Segment 8 - Seul ?
— Ieeek ?
Harlock revint à lui avec une sensation d'oppression sur la poitrine, une odeur d'algues en décomposition dans les narines, un goût de sel sur la langue et un pélican assis sur le thorax.
— Raah, casse-toi... grogna-t-il d'une voix rauque.
Ses lèvres étaient desséchées, la peau de son visage le tiraillait, une pierre pointue appuyait douloureusement sur sa hanche et le zénith était strié de traînées de fumée. L'assaut contre Mabrus se poursuivait, déduisit-il. Il laissa son regard dériver dans le ciel bleu-gris, l'esprit gourd. L'assaut... Warrius.
Il resta allongé sur le dos un temps indéfini, incapable de réagir. Warrius s'en sortait-il ? songea-t-il. Avait-il appelé des renforts ? Viendrait-on les secourir ? Et quelqu'un penserait-il à lui ?
— Ieeek.
Quelqu'un d'autre qu'un pélican ? corrigea-t-il. Il fit la moue.
« Personne n'a jamais pensé à toi », souffla la voix dans sa tête. Il s'était toujours débrouillé seul jusqu'à présent. Pourquoi les choses changeraient-elles dans ce trou paumé ?
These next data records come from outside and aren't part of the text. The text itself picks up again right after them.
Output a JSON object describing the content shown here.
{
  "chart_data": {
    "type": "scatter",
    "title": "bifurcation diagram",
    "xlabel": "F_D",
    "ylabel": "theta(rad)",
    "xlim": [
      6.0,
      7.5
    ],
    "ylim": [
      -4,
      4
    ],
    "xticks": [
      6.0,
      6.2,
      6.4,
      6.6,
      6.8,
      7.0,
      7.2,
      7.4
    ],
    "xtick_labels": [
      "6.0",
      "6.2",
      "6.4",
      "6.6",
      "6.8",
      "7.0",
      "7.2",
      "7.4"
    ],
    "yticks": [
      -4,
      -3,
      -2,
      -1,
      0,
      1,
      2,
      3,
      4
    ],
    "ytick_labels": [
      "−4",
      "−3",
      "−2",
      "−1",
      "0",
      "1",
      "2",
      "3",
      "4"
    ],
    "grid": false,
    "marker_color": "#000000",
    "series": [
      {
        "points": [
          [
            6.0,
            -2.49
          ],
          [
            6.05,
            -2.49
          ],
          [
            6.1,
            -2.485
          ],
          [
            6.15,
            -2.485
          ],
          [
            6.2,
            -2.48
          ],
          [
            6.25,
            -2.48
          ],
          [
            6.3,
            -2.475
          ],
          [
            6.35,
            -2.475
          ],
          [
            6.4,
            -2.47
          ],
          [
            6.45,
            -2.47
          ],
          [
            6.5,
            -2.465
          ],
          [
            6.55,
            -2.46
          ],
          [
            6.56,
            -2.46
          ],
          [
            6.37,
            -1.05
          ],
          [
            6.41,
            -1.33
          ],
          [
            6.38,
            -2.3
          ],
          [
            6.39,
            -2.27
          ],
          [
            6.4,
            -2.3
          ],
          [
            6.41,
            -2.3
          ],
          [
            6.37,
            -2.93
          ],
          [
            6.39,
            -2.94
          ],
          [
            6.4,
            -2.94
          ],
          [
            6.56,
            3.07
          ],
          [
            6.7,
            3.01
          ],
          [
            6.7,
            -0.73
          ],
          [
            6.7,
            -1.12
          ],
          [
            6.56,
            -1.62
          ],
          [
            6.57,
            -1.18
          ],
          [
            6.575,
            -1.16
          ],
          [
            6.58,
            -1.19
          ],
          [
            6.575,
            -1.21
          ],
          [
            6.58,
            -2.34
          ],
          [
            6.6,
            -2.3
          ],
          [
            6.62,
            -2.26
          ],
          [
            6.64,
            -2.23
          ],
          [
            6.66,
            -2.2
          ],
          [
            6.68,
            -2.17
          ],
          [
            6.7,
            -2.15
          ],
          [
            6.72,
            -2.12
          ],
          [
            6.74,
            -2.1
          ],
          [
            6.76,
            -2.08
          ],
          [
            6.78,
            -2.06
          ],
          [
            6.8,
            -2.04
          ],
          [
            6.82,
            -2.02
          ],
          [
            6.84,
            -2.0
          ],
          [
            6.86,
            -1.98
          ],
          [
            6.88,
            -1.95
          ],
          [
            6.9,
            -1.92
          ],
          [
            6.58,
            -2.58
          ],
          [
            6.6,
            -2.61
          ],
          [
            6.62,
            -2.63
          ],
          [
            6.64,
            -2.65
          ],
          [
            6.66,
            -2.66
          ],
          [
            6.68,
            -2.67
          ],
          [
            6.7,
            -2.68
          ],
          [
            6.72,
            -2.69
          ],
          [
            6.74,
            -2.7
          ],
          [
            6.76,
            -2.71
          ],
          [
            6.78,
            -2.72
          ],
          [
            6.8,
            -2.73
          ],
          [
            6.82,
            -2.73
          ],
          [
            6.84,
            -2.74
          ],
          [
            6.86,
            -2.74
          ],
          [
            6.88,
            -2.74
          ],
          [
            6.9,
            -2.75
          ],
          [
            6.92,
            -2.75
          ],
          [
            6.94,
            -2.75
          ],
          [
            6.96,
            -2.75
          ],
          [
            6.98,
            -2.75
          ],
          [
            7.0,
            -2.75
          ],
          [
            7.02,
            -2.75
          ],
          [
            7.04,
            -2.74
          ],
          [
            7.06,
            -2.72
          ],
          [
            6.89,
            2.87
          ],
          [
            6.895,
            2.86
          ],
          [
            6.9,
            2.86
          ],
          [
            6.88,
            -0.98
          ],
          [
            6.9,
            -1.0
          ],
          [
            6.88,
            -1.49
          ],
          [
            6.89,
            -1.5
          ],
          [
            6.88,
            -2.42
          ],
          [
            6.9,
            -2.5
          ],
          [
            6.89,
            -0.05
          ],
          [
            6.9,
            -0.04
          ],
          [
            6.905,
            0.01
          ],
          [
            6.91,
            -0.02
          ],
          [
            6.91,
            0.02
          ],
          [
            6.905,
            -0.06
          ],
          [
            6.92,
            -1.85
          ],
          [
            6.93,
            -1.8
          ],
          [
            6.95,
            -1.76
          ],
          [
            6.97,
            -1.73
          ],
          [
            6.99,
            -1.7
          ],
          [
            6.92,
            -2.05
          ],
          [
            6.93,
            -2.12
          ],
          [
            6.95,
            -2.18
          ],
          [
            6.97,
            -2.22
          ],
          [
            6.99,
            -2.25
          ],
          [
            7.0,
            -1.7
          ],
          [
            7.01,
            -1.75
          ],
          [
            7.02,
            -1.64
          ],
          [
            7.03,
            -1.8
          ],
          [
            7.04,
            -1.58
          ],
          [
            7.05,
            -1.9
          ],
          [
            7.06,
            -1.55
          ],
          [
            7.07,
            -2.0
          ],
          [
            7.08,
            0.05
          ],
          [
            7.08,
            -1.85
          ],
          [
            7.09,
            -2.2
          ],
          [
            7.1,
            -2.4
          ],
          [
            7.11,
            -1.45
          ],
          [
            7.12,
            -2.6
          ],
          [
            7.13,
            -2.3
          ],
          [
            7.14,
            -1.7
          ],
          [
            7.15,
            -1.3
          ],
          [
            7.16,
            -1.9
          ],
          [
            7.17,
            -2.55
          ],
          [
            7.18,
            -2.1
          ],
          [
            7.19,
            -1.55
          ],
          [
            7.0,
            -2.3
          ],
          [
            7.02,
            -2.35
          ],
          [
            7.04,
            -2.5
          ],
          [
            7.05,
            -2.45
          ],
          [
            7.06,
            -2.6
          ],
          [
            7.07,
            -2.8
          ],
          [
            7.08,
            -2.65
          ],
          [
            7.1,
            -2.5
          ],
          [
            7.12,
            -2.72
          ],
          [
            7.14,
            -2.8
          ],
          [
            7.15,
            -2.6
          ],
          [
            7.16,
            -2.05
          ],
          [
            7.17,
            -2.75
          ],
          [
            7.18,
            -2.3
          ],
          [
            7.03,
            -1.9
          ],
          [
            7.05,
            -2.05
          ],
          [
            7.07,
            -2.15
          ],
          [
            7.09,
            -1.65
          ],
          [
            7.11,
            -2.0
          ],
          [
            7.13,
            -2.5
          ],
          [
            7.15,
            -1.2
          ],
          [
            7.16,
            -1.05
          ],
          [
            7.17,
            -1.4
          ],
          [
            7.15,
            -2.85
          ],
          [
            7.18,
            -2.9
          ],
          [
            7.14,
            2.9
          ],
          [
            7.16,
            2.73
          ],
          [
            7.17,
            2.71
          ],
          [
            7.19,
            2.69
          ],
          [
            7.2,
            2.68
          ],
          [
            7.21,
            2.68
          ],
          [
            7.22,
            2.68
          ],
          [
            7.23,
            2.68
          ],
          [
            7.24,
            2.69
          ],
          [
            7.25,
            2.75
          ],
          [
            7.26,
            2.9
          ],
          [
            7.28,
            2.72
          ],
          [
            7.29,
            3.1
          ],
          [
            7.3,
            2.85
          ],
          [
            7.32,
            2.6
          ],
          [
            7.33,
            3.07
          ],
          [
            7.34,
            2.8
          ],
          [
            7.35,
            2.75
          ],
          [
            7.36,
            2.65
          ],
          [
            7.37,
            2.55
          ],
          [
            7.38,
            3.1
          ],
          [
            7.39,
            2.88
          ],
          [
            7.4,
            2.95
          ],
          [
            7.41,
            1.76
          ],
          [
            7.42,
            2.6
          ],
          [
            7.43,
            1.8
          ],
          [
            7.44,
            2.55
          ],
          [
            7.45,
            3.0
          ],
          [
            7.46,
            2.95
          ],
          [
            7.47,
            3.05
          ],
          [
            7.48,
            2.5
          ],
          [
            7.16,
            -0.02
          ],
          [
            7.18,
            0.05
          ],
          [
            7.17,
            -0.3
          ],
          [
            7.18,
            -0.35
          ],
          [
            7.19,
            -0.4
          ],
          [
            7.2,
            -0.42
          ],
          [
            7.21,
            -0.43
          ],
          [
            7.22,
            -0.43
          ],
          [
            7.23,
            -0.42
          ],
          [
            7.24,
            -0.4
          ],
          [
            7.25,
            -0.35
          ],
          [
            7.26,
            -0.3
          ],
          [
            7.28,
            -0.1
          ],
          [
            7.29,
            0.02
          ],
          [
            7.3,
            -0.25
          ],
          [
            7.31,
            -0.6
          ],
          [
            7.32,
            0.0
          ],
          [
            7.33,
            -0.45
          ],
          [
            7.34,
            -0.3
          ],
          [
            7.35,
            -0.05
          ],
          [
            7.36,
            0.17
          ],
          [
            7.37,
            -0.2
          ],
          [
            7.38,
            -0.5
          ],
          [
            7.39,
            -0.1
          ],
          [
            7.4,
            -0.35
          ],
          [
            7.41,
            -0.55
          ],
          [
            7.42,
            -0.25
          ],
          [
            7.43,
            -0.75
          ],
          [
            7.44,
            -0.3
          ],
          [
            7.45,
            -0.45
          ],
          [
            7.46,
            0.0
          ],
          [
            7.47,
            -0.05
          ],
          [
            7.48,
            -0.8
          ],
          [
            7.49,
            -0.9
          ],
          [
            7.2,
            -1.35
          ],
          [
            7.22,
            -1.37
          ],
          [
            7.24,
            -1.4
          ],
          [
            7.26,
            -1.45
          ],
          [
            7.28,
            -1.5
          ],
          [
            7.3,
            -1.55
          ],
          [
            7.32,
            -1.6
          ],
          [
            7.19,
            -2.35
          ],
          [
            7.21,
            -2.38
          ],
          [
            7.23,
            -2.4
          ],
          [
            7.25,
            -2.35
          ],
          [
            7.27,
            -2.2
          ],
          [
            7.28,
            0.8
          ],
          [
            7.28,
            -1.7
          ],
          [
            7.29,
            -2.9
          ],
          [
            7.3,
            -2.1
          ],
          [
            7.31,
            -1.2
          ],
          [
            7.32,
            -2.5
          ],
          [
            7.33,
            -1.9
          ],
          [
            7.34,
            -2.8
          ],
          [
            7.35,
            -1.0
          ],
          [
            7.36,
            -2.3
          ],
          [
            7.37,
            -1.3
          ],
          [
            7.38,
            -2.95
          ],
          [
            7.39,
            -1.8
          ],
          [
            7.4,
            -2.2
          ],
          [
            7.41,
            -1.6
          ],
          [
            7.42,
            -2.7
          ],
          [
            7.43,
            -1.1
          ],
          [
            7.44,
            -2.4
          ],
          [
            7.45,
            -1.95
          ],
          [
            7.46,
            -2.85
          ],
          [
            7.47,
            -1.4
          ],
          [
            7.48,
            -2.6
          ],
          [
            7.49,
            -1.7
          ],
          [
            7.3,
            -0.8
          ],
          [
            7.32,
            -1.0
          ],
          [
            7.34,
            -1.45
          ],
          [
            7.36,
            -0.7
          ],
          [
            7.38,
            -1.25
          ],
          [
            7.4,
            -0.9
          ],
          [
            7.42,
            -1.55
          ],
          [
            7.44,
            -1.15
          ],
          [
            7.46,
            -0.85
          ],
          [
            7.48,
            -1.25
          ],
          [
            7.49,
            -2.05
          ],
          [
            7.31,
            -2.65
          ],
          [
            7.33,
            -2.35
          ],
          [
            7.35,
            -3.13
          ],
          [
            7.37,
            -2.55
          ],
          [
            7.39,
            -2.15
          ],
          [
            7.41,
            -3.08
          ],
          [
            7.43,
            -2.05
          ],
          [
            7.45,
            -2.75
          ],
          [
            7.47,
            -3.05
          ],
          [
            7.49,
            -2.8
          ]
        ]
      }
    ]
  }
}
Peut-être devrait-il se contenter du pélican.
Les vagues léchaient ses mollets. Le grondement des rouleaux couvrait presque la rumeur des combats, plus haut. Il ferma les yeux. Il avait l'impression d'être seul au monde, naufragé sur une île déserte, Robinson abandonné sur une planète inconnue. Sporadiquement, le fracas d'une explosion lui rappelait toutefois que l'ennemi n'avait pas délaissé la partie... et que ses canons restaient trop proches de lui pour qu'il puisse se considérer en sécurité.
Le pélican s'agita soudain, ébouriffa ses plumes, puis se percha sur un rocher voisin – non sans avoir auparavant piétiné le visage d'Harlock de ses pattes palmées. « Ieeek ! » avertit-il. Harlock se figea. Le sifflement ténu d'un moteur prenait peu à peu le pas sur le bruit de l'océan. Ce n'était pas un moteur de vaisseau.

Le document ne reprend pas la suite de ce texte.